When an aluminum bar is connected between a hot reservoir at 860 K and a cold reservoir at 348 K, 2.40 kJ of energy is transferred by heat from the hot reservoir to the cold reservoir

(a) In this irreversible process, calculate the change in entropy of the hot reservoir.
_______ J/K
(b) In this irreversible process, calculate the change in entropy of the cold reservoir.
_______ J/K
(c) In this irreversible process, calculate the change in entropy of the Universe, neglecting any change in entropy of the aluminum rod.
_______ J/K
(d) Mathematically, why did the result for the Universe in part (c) have to be positive?

Answer 1

a)
`\Delta S_(in) = 2.791\,(J)/(K)`, b)
`\Delta S_(out) = 6.897\,(J)/(K)`, c)
`S_(gen) = 4.106\,(J)/(K)`, d) Due to irreversibilities due to temperature differences.

Step-by-step explanation:

a) The change in entropy of the hot reservoir is:

`\Delta S_(in) = (2400\,J)/(860\,K)`

`\Delta S_(in) = 2.791\,(J)/(K)`

b) The change in entropy of the cold reservoir is:

`\Delta S_(out) = (2400\,J)/(348\,K)`

`\Delta S_(out) = 6.897\,(J)/(K)`

c) The total change in entropy of the Universe is modelled after the Second Law of Thermodynamics.

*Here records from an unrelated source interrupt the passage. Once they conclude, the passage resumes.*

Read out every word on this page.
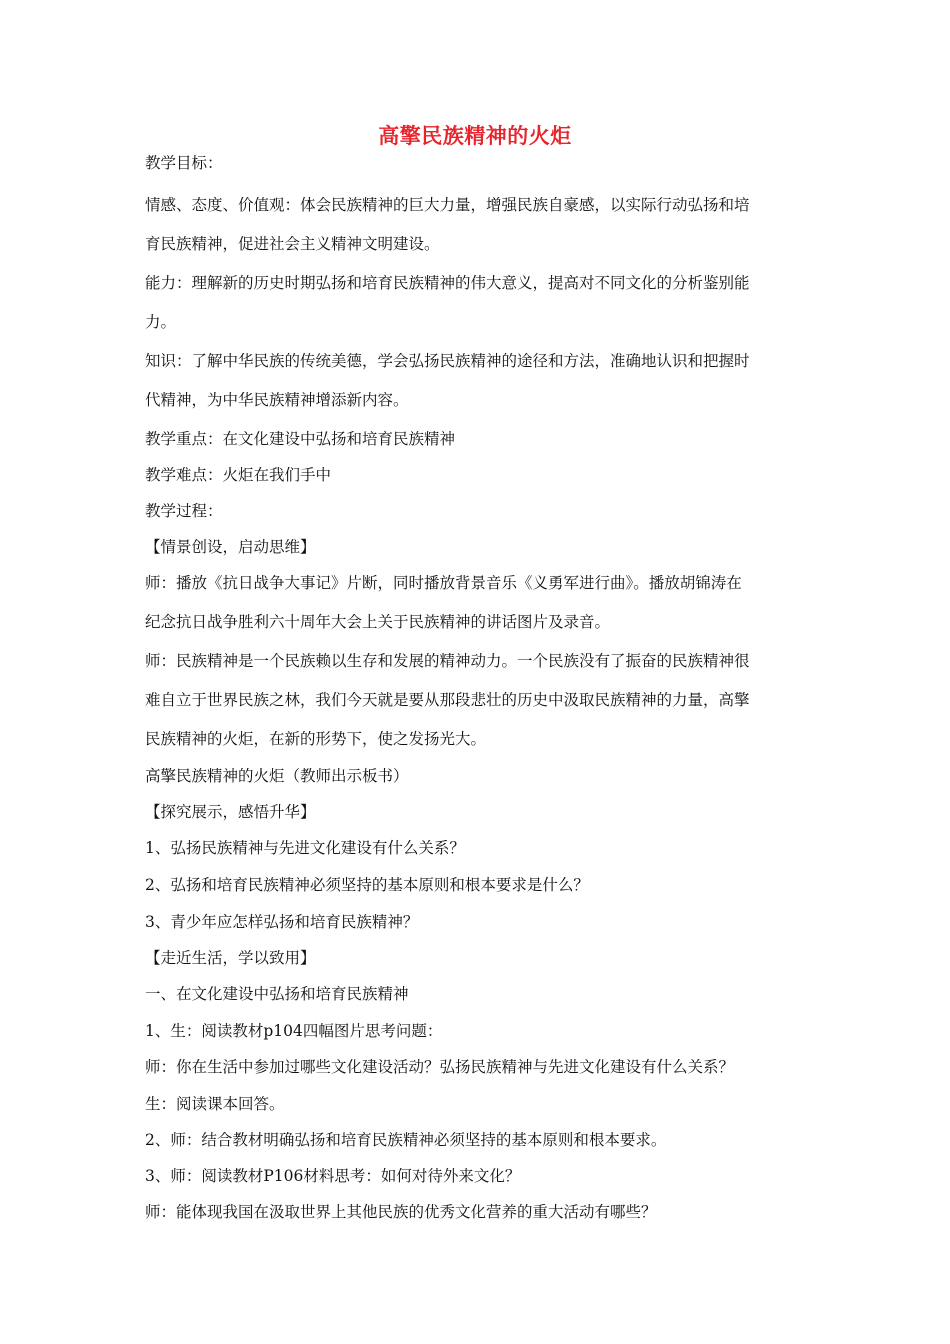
高擎民族精神的火炬

教学目标：

情感、态度、价值观：体会民族精神的巨大力量，增强民族自豪感，以实际行动弘扬和培

育民族精神，促进社会主义精神文明建设。

能力：理解新的历史时期弘扬和培育民族精神的伟大意义，提高对不同文化的分析鉴别能

力。

知识：了解中华民族的传统美德，学会弘扬民族精神的途径和方法，准确地认识和把握时

代精神，为中华民族精神增添新内容。

教学重点：在文化建设中弘扬和培育民族精神

教学难点：火炬在我们手中

教学过程：

【情景创设，启动思维】

师：播放《抗日战争大事记》片断，同时播放背景音乐《义勇军进行曲》。播放胡锦涛在

纪念抗日战争胜利六十周年大会上关于民族精神的讲话图片及录音。

师：民族精神是一个民族赖以生存和发展的精神动力。一个民族没有了振奋的民族精神很

难自立于世界民族之林，我们今天就是要从那段悲壮的历史中汲取民族精神的力量，高擎

民族精神的火炬，在新的形势下，使之发扬光大。

高擎民族精神的火炬（教师出示板书）

【探究展示，感悟升华】

1、弘扬民族精神与先进文化建设有什么关系？

2、弘扬和培育民族精神必须坚持的基本原则和根本要求是什么？

3、青少年应怎样弘扬和培育民族精神？

【走近生活，学以致用】

一、在文化建设中弘扬和培育民族精神

1、生：阅读教材p104四幅图片思考问题：

师：你在生活中参加过哪些文化建设活动？弘扬民族精神与先进文化建设有什么关系？

生：阅读课本回答。

2、师：结合教材明确弘扬和培育民族精神必须坚持的基本原则和根本要求。

3、师：阅读教材P106材料思考：如何对待外来文化？

师：能体现我国在汲取世界上其他民族的优秀文化营养的重大活动有哪些？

Let assume that process is steady:

`\Delta S_(in) - \Delta S_(out) + S_(gen) = 0`

`S_(gen) = \Delta S_(out) - \Delta S_(in)`

`S_(gen) = 6.897\,(J)/(K) - 2.791\,(J)/(K)`

`S_(gen) = 4.106\,(J)/(K)`

d) Since irreversibilities create entropy as process goes by. The main source of irreversibilities is the existence of temperature differences.